- US military agencies and defense contractors hit by infostealer malware
- The malware can exfiltrate victim’s data
- Researchers discovered thousands of infected devices
Despite their multi-billion dollar budgets, US agencies have been infected by Infostealer malware, and have had credentials and information stolen from official devices.
A report from Hudson Rock has revealed for as little as $10 per computer, criminals can ‘purchase stolen data from employees who work in classified defense and military sectors’.
Infostealers are a type of malware that has developed as a crucial tool for cybercriminals. As the name suggests, they gather sensitive information stored on a victim’s device, usually to leverage in identity theft, extortion, or financial fraud – but in this case, it’s likely to be confidential or classified data, potentially relating to national security.
Infostealers don’t rely on brute-force attacks, but instead prey upon human error – here’s what we know so far.
Supply chain compromise
Researchers found infected users from six contractors; Lockheed Martin, BAE systems, Boeing, Honeywell, L3Harris, and Leidos. These defense contractors work on seriously advanced military technology, including warships, F-35 jets, and more – Lockheed Martin alone was awarded $5.1 billion worth of contracts by the Department of Defence in 2024.
In total, 472 third-party corporate credentials were exposed, including Cisco, SAP Integrations, and Microsoft from contractors.
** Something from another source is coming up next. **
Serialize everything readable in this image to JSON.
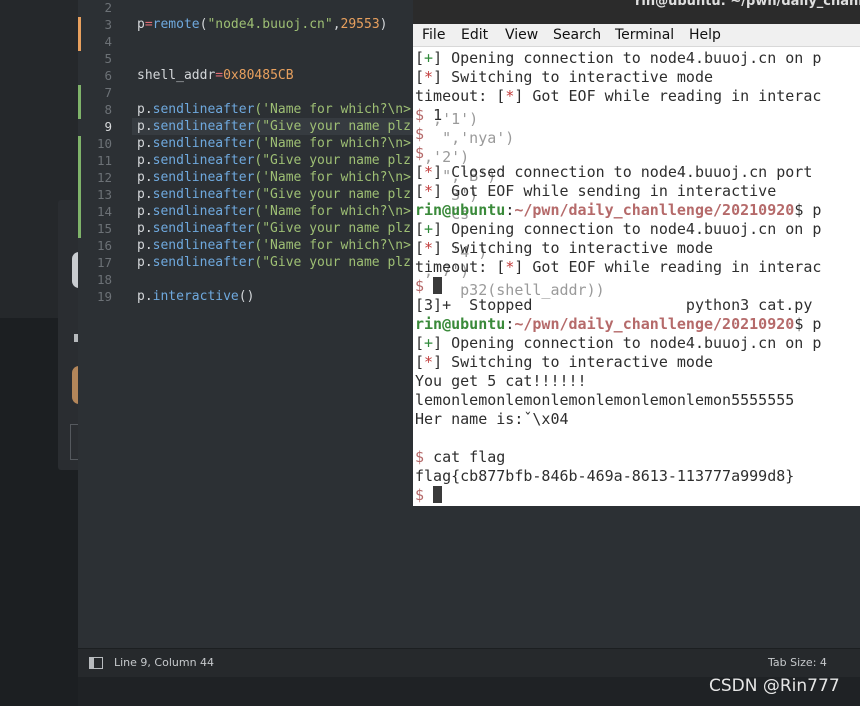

Businesses, organizations, and even government departments are increasingly interdependent, and supply chain vendors have been frequently utilized in attacks– “if an adversary wanted to infiltrate a defense contractor’s supply chain, this would be their golden ticket,” the report confirms.
The report outlined an example of how Honeywell’s infrastructure was compromised – including its internal intranet, an Active Directory Federation Services login, and an Identity and Access Management system. Researchers discovered 398 infected employees and 18,527 infected users for Honeywell systems over the years, and just one compromised employee held 56 corporate credentials for Honeywell’s infrastructure, as well as 45 additional third-party credentials – showing the scale of the risk.
But contractors weren’t the only victims, with infections found in US Army, US Navy, FBI, and Government Accountability Office (GAO) systems too, with local authentication data for OWA, Confluence, Citrix, and FTP found, which ‘suggests an adversary could move laterally inside military systems’.
Third-party data breaches have become a major security concern, and emerging threats have found that almost all (98%) of European companies have experienced a third-party breach in the last year.
In late 2024, the US Treasury Department declared a ‘major incident’ after experiencing a breach through its vendor ‘BeyondTrust’ – so these threats are not just hypothetical. There are real dangers associated with national security if third-party vendors are compromised, especially if the vendors hold classified information.
Infostealer risks
How serious is this? Well, it’s not great. As the report points out, “if Infostealers can breach Lockheed, Boeing, the U.S. Army, and the FBI, they can breach anyone”. These breaches reinforce the idea that any organization, no matter how good their cyber hygiene is, or how strong their cybersecurity defenses, can be compromised.
The most common infostealers are Lumma Stealer, Vidar, RedLine, and Medusa – and these can exfiltrate your data in under a minute, so here are some tips to stay safe.
Unfortunately, there’s no one way to avoid Infostealers, it’s mostly about keeping good cyber hygiene. Infostealers primarily rely on user error, like accidentally downloading an infected PDF, pirated software crack, or clicking a malicious link.
Much like with social engineering attacks, the best defense is being aware and staying vigilant. Don’t click on links you don’t trust, don’t visit unverified sites, and if you work in an industry like defense, security, or a government agency – it’s probably best to stick strictly to official sites.
Infostealers are a type of malware, so deploying the best malware removal software can make sure there’s no lingering threat – but to dodge the threat, you need to be on the ball.
Make sure you have a strong password and use unique credentials for each login – it’s a faff, but it keeps you protected. If one password is compromised, then all others can be if you reuse your passwords.
Organizations should be sure to run regular and thorough cybersecurity training sessions for all employees at every level, so that everyone understands the risks and the severity of a breach.
Assessing the security posture of software suppliers and vendors can save you from a critical breach, and with breaches often costing millions of dollars and damaging an organization’s reputation, this can be a crucial safety policy for your company.